Un droit de passage oscillant entre 2,60 $ et 3,90 $ par traversée sur le nouveau pont Champlain permettrait de rentabiliser la structure et d'en couvrir le coût d'exploitation et d'entretien, conclut le Directeur parlementaire du budget (DPB).
Dans ces deux scénarios, il semble que l'hécatombe redoutée au chapitre de la congestion routière ne s'avérerait pas, si l'on en croit les données fournies par l'organisme indépendant.
Car si la facture du chantier atteint 3 milliards $ et qu'un péage de 2,60 $ est imposé, environ 5800 des quelque 171 000 véhicules qui devraient circuler sur la nouvelle traverse en l'an 2026 opteraient pour un trajet alternatif, ce qui représente une proportion de 3,4 pour cent.
Et dans l'éventualité où les coûts du mégaprojet grimperaient à 5 milliards, ce sont quelque 18 100 véhicules _ soit environ un sur 10 _ qui traverseraient le fleuve Saint-Laurent sur un autre pont.
On estime par ailleurs que pour maximiser les revenus, les droits de péage devraient être de 9,10 $ par passage.
Mais au-delà de ce montant, les revenus totaux diminueraient.
« À 9,10 $, tu maximises les revenus, mais il n'y a plus grand monde sur le pont », a fait valoir le directeur parlementaire du budget, Jean-Denis Fréchette.
Et à ce tarif, environ 38 pour cent de toute la circulation sur le pont _ quelque 64 700 véhicules par jour _ serait détournés vers d'autres axes, ce qui créerait une congestion importante sur le réseau routier montréalais, prévient le DPB.
Par ailleurs, ce montant semble excéder la limite que les Montréalais sont prêts à débourser pour emprunter le futur pont, a indiqué M. Fréchette.
« Selon ce qu'on a vu, 3,30 $ semble être un point important en terme de déviation, alors ça devient quelque chose qu'il faut prendre en considération », a-t-il signalé.
Les deux derniers scénarios mis de l'avant par le DPB évoquent des droits de passage de 0,80 $ et 1,40 $ par traversée.

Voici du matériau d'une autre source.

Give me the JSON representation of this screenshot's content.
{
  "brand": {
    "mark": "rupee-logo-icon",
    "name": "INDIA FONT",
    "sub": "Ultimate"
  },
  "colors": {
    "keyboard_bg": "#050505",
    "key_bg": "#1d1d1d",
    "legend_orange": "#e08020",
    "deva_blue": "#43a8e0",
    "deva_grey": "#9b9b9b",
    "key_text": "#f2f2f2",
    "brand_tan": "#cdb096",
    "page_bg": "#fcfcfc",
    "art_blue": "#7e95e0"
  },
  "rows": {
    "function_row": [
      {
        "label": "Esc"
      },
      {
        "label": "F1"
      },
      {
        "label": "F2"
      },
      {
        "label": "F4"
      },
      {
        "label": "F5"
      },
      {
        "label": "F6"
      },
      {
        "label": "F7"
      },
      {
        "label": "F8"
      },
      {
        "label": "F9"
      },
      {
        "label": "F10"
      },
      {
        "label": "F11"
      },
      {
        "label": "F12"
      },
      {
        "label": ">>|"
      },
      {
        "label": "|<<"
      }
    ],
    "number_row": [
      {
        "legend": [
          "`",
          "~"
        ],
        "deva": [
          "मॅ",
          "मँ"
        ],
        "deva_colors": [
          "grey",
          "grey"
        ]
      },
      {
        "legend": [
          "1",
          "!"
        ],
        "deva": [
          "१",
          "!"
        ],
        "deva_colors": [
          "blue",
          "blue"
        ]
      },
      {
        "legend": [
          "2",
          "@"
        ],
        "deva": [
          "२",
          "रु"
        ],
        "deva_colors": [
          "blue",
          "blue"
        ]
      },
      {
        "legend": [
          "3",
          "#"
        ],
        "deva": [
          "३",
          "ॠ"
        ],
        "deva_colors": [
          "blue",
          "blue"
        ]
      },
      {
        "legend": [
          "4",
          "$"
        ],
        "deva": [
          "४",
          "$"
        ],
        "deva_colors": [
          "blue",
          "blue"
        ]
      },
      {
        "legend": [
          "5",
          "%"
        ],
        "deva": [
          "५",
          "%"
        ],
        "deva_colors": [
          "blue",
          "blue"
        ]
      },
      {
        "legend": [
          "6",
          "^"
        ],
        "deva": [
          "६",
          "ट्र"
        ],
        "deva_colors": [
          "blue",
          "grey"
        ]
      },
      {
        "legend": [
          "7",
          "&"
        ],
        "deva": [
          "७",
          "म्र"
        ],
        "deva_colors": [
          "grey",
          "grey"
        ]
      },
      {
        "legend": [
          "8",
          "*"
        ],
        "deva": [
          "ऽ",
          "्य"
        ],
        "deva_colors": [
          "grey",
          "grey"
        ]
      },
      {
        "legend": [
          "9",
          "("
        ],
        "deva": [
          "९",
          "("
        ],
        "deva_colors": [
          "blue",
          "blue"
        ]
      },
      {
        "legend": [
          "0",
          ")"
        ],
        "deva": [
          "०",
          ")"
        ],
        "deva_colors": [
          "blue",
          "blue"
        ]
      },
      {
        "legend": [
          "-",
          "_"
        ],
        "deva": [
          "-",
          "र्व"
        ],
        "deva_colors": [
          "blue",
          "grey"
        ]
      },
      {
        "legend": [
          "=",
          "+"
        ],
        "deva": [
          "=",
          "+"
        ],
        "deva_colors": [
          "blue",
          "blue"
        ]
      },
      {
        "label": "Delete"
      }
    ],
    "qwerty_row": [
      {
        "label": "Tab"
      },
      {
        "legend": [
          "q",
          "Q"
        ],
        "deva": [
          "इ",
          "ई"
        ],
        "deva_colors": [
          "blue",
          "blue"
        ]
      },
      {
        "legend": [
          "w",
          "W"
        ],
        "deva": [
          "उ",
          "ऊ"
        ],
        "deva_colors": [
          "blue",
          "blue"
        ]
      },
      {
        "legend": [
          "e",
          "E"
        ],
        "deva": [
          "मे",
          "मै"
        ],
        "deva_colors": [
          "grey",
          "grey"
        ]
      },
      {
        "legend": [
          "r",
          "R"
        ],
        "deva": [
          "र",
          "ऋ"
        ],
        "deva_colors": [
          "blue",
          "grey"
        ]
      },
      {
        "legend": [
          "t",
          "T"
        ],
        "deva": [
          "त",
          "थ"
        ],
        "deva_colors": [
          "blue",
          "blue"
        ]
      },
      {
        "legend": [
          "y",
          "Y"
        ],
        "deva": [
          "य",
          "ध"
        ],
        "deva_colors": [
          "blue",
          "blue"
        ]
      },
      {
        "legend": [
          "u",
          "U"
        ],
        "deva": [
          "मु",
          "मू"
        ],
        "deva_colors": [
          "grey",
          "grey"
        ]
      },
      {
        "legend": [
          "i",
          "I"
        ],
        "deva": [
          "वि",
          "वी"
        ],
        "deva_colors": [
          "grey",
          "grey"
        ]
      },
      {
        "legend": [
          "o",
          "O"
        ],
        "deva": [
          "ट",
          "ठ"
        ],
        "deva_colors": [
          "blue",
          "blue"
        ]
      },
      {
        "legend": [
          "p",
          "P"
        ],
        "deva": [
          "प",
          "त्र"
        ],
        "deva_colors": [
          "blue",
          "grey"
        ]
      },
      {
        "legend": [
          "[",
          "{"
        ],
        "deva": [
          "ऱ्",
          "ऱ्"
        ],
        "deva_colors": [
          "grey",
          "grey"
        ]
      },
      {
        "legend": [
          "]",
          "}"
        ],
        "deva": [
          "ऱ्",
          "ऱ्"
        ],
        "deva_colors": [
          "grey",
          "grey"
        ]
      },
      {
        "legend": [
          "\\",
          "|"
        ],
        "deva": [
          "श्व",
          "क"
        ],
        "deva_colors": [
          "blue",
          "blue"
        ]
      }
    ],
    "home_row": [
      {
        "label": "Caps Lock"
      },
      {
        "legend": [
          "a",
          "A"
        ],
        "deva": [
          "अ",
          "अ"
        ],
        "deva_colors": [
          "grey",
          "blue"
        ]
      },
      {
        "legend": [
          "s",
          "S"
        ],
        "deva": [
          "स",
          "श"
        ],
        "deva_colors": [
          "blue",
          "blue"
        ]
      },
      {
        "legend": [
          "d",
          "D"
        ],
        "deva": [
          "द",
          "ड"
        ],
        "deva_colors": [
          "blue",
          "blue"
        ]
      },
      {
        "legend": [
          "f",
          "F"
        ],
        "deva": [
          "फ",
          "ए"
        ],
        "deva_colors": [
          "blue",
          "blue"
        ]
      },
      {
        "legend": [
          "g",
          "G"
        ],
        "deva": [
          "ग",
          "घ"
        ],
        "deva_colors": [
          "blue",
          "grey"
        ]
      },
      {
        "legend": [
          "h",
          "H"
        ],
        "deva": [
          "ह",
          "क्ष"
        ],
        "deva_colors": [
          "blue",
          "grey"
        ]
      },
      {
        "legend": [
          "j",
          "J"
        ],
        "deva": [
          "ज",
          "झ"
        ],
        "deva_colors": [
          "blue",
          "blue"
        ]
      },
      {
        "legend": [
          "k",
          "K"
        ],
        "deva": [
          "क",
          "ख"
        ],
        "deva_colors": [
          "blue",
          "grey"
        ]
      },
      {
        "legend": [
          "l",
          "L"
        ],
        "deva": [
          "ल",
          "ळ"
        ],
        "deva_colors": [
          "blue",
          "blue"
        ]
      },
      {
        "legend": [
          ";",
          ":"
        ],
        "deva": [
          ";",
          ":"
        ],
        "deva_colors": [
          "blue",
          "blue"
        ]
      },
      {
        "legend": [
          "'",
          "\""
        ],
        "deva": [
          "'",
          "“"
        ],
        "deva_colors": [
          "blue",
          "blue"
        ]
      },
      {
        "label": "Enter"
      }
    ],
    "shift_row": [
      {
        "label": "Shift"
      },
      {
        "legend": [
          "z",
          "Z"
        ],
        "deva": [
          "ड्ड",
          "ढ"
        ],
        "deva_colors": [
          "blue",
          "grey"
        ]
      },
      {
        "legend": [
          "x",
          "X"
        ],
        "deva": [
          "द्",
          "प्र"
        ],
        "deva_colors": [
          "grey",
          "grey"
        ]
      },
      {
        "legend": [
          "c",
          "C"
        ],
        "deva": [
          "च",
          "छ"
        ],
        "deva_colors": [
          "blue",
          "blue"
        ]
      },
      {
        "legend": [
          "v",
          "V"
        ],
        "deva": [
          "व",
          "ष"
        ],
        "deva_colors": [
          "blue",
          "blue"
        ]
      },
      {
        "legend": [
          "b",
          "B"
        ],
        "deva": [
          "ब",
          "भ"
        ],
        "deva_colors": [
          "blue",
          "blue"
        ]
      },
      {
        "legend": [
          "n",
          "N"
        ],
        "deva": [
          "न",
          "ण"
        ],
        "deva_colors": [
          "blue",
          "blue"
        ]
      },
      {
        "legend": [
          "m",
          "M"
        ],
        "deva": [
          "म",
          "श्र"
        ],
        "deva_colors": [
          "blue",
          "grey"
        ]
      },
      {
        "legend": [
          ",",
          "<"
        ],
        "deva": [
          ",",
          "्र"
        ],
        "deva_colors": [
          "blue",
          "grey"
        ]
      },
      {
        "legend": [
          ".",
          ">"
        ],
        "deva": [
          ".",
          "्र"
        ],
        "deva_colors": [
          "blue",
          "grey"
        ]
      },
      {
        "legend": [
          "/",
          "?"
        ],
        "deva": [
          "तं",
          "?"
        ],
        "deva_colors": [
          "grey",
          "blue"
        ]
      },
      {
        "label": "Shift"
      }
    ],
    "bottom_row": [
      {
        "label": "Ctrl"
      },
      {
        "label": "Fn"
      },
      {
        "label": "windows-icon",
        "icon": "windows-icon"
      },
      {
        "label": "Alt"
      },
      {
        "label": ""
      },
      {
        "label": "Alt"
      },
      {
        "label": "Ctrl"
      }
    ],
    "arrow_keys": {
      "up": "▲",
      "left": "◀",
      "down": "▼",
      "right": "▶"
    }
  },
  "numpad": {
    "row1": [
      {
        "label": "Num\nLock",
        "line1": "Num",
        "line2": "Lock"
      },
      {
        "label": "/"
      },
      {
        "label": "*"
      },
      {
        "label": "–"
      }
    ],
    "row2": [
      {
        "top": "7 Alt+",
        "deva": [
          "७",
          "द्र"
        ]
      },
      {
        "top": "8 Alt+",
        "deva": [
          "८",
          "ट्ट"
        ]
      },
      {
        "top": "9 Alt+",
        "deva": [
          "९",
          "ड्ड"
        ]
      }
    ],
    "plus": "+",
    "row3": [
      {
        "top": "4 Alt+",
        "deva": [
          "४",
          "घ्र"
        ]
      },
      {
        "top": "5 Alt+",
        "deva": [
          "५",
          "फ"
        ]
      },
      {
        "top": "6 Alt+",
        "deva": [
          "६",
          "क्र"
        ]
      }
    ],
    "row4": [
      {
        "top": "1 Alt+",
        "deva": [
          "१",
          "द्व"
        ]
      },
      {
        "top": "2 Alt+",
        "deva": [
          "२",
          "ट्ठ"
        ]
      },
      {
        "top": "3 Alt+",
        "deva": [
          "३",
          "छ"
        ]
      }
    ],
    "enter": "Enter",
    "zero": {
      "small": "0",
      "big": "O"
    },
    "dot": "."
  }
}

Dans le premier cas, seuls les frais d'entretien et d'opération _ déneigement, infrastructures de péage _ seraient couverts, tandis que le second est basé sur un coût de 1,12 milliard $ et ne comprend pas, par exemple, le prix de démolition de l'ancienne structure.
Le rapport du DPB, qui a été rendu public mercredi matin, a été commandé par le Nouveau Parti démocratique (NPD), qui s'oppose bec et ongles à l'imposition d'un péage.
Les trouvailles de l'organisme n'ont pas ébranlé la conviction du chef néo-démocrate Thomas Mulcair.
« Avec le NPD, il n'y aura pas de péage sur le pont, un point c'est tout », a tranché le leader lors d'un point de presse, précisant qu'il s'agissait d'une question d'« équité ».
Le chef libéral Justin Trudeau, qui s'est prononcé en défaveur de l'idée dans le passé, s'est quant à lui montré évasif.
« Quand on aura un niveau de clarté, on pourra en parler », a-t-il laissé tomber lorsqu'on lui a demandé s'il était à l'aise avec l'imposition d'un péage sur la traverse.
Il a dit ne pas pouvoir se prononcer sur la question avant que le gouvernement ne dévoile le montant qu'il compte exiger des usagers de la route.
De son côté, le ministre de l'Infrastructure Denis Lebel garde visiblement le cap.
Dans une déclaration transmise par son attaché de presse, il a dit avoir pris connaissance « avec intérêt » du rapport.
Sans se prononcer sur les montants avancés par le DPB, M. Lebel a précisé que le coût final du projet serait déterminé une fois le processus d'acquisition terminé et le partenaire privé responsable du projet dévoilé, ce qui est prévu pour la fin du mois d'avril 2015.